Machine Learning (ML) is an application or methodology to analyse input data and then predict an output value using statistical analysis. It is getting popular in finance and the investing industry. The basic idea of ML in investing is feeding all available data to a computer and let the algorithm learn the relationship between the data and stock price movement.
Traditionally, finance and economics data have been analysed statistically to find their relationships with KLCI. Recently, all other variables which are indirectly or not related to KLCI such as weather, traffic conditions, concert ticket sales, celebrity news and others, have been included in the ML algorithm.
Let’s do a simple experiment, using Google Trend data to predict Kuala Lumpur Composite Index (KLCI). Three search-terms – “Malaysia”, “1MDB”, and “KLCI” were selected. The popularity of each search-term over time were plotted together with KLCI. Chart 1 is search-term “Malaysia” and KLCI; Chart 2 is search-term “1MDB” and KLCI; while Chart 3 is search-term “KLCI” and KLCI.
Based on a cursory inspection, Charts 1 and 2 do not reveal
any strong relationship between search-term and KLCI movement. Although there was a sharp drop in KLCI when
the popularity of “1MDB” surged in Aug 2015, the subsequent surge did not move
KLCI drastically. Chart 3, on the other
hand, is more interesting as each time the popularity of search-term “KLCI”
peaked, the KLCI tend to reverse its downtrend movement.
Next, these data were then analysed using basic machine
learning algorithm. Generally, there are
two main types of machine learning used in quantitative finance – Regression,
and Classification. For simplicity
purpose, Classification method is chosen for this analysis (
Read
more here).
The KLCI data was transformed into “Up”, “Down”, “Flat”, and
“Dunno” by calculating the weekly closing price changes. Example, if week 2 closing price is higher
than week 1 closing price, week 2 will be classified as “Up”. The “Down”, and “Flat” were calculated
similarly. Additionally, the “Dunno”
category was introduced to eliminate noises for the region where no high search
popularity occurred.
A time lag effect was also introduced into the model to
“predict” whether KLCI will be “Up”, “Down”, “Flat”, or “Dunno” in the coming
week. As such, current week search-term
results will affect following week’s KLCI behaviour.
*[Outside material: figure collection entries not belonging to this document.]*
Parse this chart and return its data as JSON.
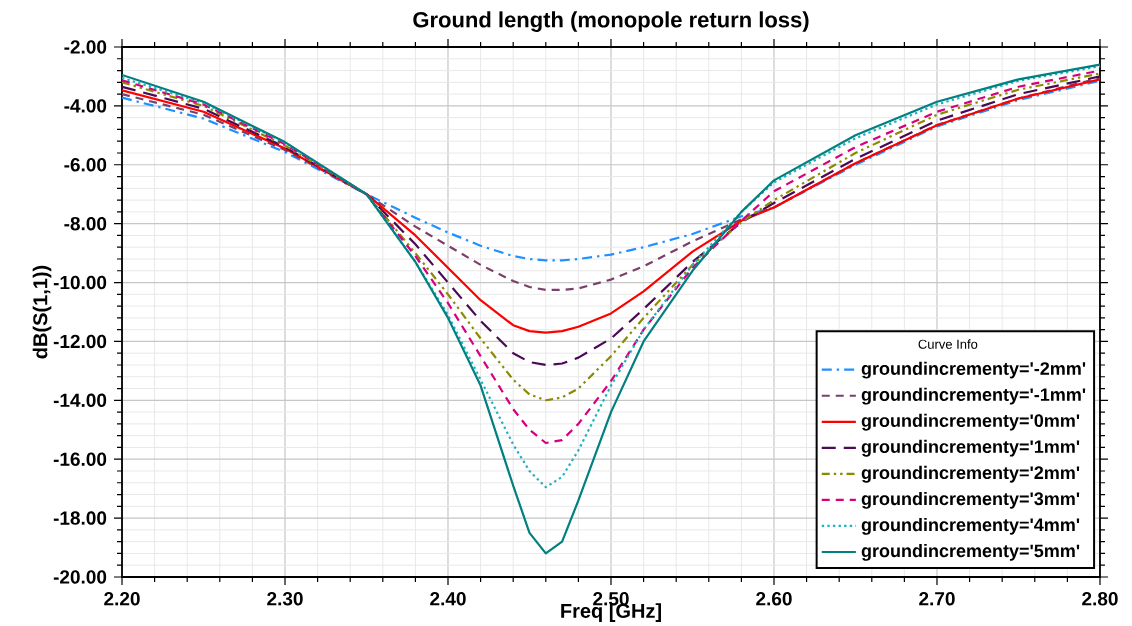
{
  "chart_data": {
    "type": "line",
    "title": "Ground length (monopole return loss)",
    "xlabel": "Freq [GHz]",
    "ylabel": "dB(S(1,1))",
    "legend_title": "Curve Info",
    "x": [
      2.2,
      2.25,
      2.3,
      2.35,
      2.38,
      2.4,
      2.42,
      2.44,
      2.45,
      2.46,
      2.47,
      2.48,
      2.5,
      2.52,
      2.55,
      2.58,
      2.6,
      2.65,
      2.7,
      2.75,
      2.8
    ],
    "series": [
      {
        "name": "groundincrementy='-2mm'",
        "color": "#1e90ff",
        "line_style": "dashdotted",
        "values": [
          -3.72,
          -4.43,
          -5.57,
          -7.0,
          -7.8,
          -8.3,
          -8.75,
          -9.1,
          -9.2,
          -9.25,
          -9.25,
          -9.2,
          -9.05,
          -8.8,
          -8.35,
          -7.75,
          -7.45,
          -6.0,
          -4.7,
          -3.8,
          -3.15
        ]
      },
      {
        "name": "groundincrementy='-1mm'",
        "color": "#7b3f6a",
        "line_style": "dashed",
        "values": [
          -3.6,
          -4.3,
          -5.5,
          -7.0,
          -8.1,
          -8.75,
          -9.4,
          -9.95,
          -10.15,
          -10.25,
          -10.25,
          -10.2,
          -9.9,
          -9.45,
          -8.6,
          -7.85,
          -7.45,
          -5.95,
          -4.65,
          -3.75,
          -3.05
        ]
      },
      {
        "name": "groundincrementy='0mm'",
        "color": "#ff0000",
        "line_style": "solid",
        "values": [
          -3.47,
          -4.2,
          -5.45,
          -7.0,
          -8.4,
          -9.5,
          -10.6,
          -11.45,
          -11.65,
          -11.7,
          -11.65,
          -11.5,
          -11.05,
          -10.3,
          -8.95,
          -7.9,
          -7.45,
          -5.95,
          -4.66,
          -3.75,
          -3.1
        ]
      },
      {
        "name": "groundincrementy='1mm'",
        "color": "#4b0a55",
        "line_style": "longdashed",
        "values": [
          -3.35,
          -4.1,
          -5.4,
          -7.0,
          -8.7,
          -10.0,
          -11.3,
          -12.4,
          -12.7,
          -12.8,
          -12.75,
          -12.55,
          -11.9,
          -10.9,
          -9.3,
          -7.95,
          -7.3,
          -5.8,
          -4.5,
          -3.6,
          -3.0
        ]
      },
      {
        "name": "groundincrementy='2mm'",
        "color": "#8b8b00",
        "line_style": "dashdotdotted",
        "values": [
          -3.2,
          -4.0,
          -5.35,
          -7.0,
          -9.0,
          -10.4,
          -11.9,
          -13.3,
          -13.8,
          -14.0,
          -13.9,
          -13.6,
          -12.5,
          -11.2,
          -9.4,
          -7.95,
          -7.2,
          -5.6,
          -4.3,
          -3.45,
          -2.9
        ]
      },
      {
        "name": "groundincrementy='3mm'",
        "color": "#d6007f",
        "line_style": "dashed",
        "values": [
          -3.13,
          -3.95,
          -5.3,
          -7.0,
          -9.1,
          -10.7,
          -12.5,
          -14.3,
          -15.0,
          -15.45,
          -15.35,
          -14.8,
          -13.35,
          -11.6,
          -9.5,
          -7.9,
          -6.9,
          -5.4,
          -4.2,
          -3.35,
          -2.8
        ]
      },
      {
        "name": "groundincrementy='4mm'",
        "color": "#20b2c0",
        "line_style": "dotted",
        "values": [
          -3.05,
          -3.9,
          -5.25,
          -7.0,
          -9.3,
          -11.1,
          -13.3,
          -15.5,
          -16.4,
          -16.95,
          -16.6,
          -15.7,
          -13.5,
          -11.6,
          -9.4,
          -7.6,
          -6.6,
          -5.1,
          -3.95,
          -3.15,
          -2.65
        ]
      },
      {
        "name": "groundincrementy='5mm'",
        "color": "#008080",
        "line_style": "solid",
        "values": [
          -2.95,
          -3.86,
          -5.23,
          -7.0,
          -9.3,
          -11.2,
          -13.5,
          -16.9,
          -18.5,
          -19.2,
          -18.8,
          -17.4,
          -14.4,
          -12.0,
          -9.6,
          -7.6,
          -6.53,
          -5.0,
          -3.86,
          -3.1,
          -2.6
        ]
      }
    ],
    "xlim": [
      2.2,
      2.8
    ],
    "xticks": [
      {
        "value": 2.2,
        "label": "2.20"
      },
      {
        "value": 2.3,
        "label": "2.30"
      },
      {
        "value": 2.4,
        "label": "2.40"
      },
      {
        "value": 2.5,
        "label": "2.50"
      },
      {
        "value": 2.6,
        "label": "2.60"
      },
      {
        "value": 2.7,
        "label": "2.70"
      },
      {
        "value": 2.8,
        "label": "2.80"
      }
    ],
    "ylim": [
      -20,
      -2
    ],
    "yticks": [
      {
        "value": -20,
        "label": "-20.00"
      },
      {
        "value": -18,
        "label": "-18.00"
      },
      {
        "value": -16,
        "label": "-16.00"
      },
      {
        "value": -14,
        "label": "-14.00"
      },
      {
        "value": -12,
        "label": "-12.00"
      },
      {
        "value": -10,
        "label": "-10.00"
      },
      {
        "value": -8,
        "label": "-8.00"
      },
      {
        "value": -6,
        "label": "-6.00"
      },
      {
        "value": -4,
        "label": "-4.00"
      },
      {
        "value": -2,
        "label": "-2.00"
      }
    ],
    "grid": true,
    "legend": "bottom right",
    "marker": "none"
  }
}
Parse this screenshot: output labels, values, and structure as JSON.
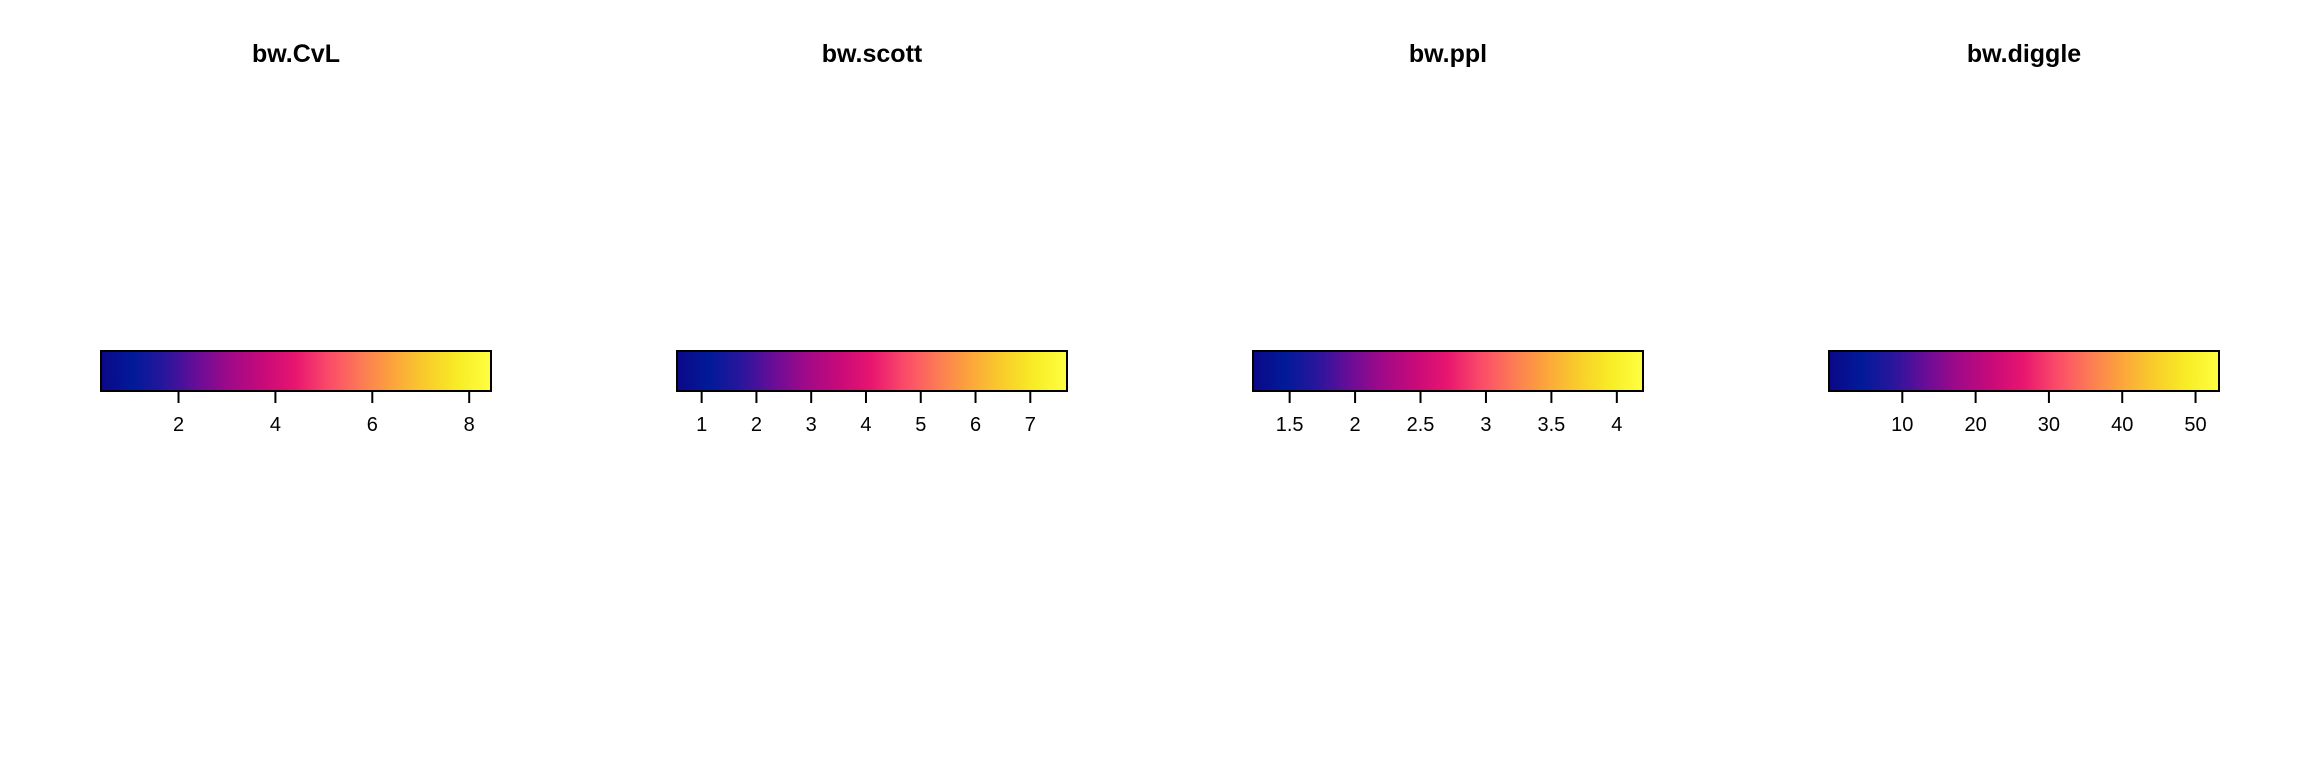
{
  "chart_data": [
    {
      "type": "colorbar",
      "title": "bw.CvL",
      "range": [
        0.4,
        8.45
      ],
      "ticks": [
        2,
        4,
        6,
        8
      ],
      "tick_labels": [
        "2",
        "4",
        "6",
        "8"
      ],
      "colormap": [
        "#0d0887",
        "#001a9a",
        "#2a169c",
        "#6a0d98",
        "#a10a88",
        "#c80a7a",
        "#e8166f",
        "#fb4a6a",
        "#fd7a55",
        "#fca43c",
        "#f9cc2b",
        "#f9ec27",
        "#ffff40"
      ]
    },
    {
      "type": "colorbar",
      "title": "bw.scott",
      "range": [
        0.55,
        7.67
      ],
      "ticks": [
        1,
        2,
        3,
        4,
        5,
        6,
        7
      ],
      "tick_labels": [
        "1",
        "2",
        "3",
        "4",
        "5",
        "6",
        "7"
      ],
      "colormap": [
        "#0d0887",
        "#001a9a",
        "#2a169c",
        "#6a0d98",
        "#a10a88",
        "#c80a7a",
        "#e8166f",
        "#fb4a6a",
        "#fd7a55",
        "#fca43c",
        "#f9cc2b",
        "#f9ec27",
        "#ffff40"
      ]
    },
    {
      "type": "colorbar",
      "title": "bw.ppl",
      "range": [
        1.22,
        4.2
      ],
      "ticks": [
        1.5,
        2,
        2.5,
        3,
        3.5,
        4
      ],
      "tick_labels": [
        "1.5",
        "2",
        "2.5",
        "3",
        "3.5",
        "4"
      ],
      "colormap": [
        "#0d0887",
        "#001a9a",
        "#2a169c",
        "#6a0d98",
        "#a10a88",
        "#c80a7a",
        "#e8166f",
        "#fb4a6a",
        "#fd7a55",
        "#fca43c",
        "#f9cc2b",
        "#f9ec27",
        "#ffff40"
      ]
    },
    {
      "type": "colorbar",
      "title": "bw.diggle",
      "range": [
        0,
        53.2
      ],
      "ticks": [
        10,
        20,
        30,
        40,
        50
      ],
      "tick_labels": [
        "10",
        "20",
        "30",
        "40",
        "50"
      ],
      "colormap": [
        "#0d0887",
        "#001a9a",
        "#2a169c",
        "#6a0d98",
        "#a10a88",
        "#c80a7a",
        "#e8166f",
        "#fb4a6a",
        "#fd7a55",
        "#fca43c",
        "#f9cc2b",
        "#f9ec27",
        "#ffff40"
      ]
    }
  ]
}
Several algorithms were tested and k-nearest neighbours
(KNN) algorithm was chosen as the accuracy is the highest amongst others. See Pictures 1 and 2 for details.
Picture 1.
Picture 2.
Now, let’s run a hypothetical test case to predict KLCI movement. In Test case 1, assuming the search-term popularity for “Malaysia”, “1MDB”, and “KLCI” are 2, 1, and 25 respectively. This means “Malaysia” and “1MDB” search traffics are almost flat but “KLCI” search traffic increased by 25%. The KNN algorithm predicted the KLCI will go down in the following week. In Test case 5, both “Malaysia and “1MDB” are almost flat but “KLCI” retreated from a high peak. The KNN algorithm predicated the KLCI will go up in the coming week. The machine learning algorithm is giving similar results as eye-balling observation. Table 1 shows KLCI movement predicted by KNN algorithm based on various test cases.
Above is just an illustrative example of how Google Trend and machine learning algorithm works. Actual algorithm trading requires more intensive research and data processing effort!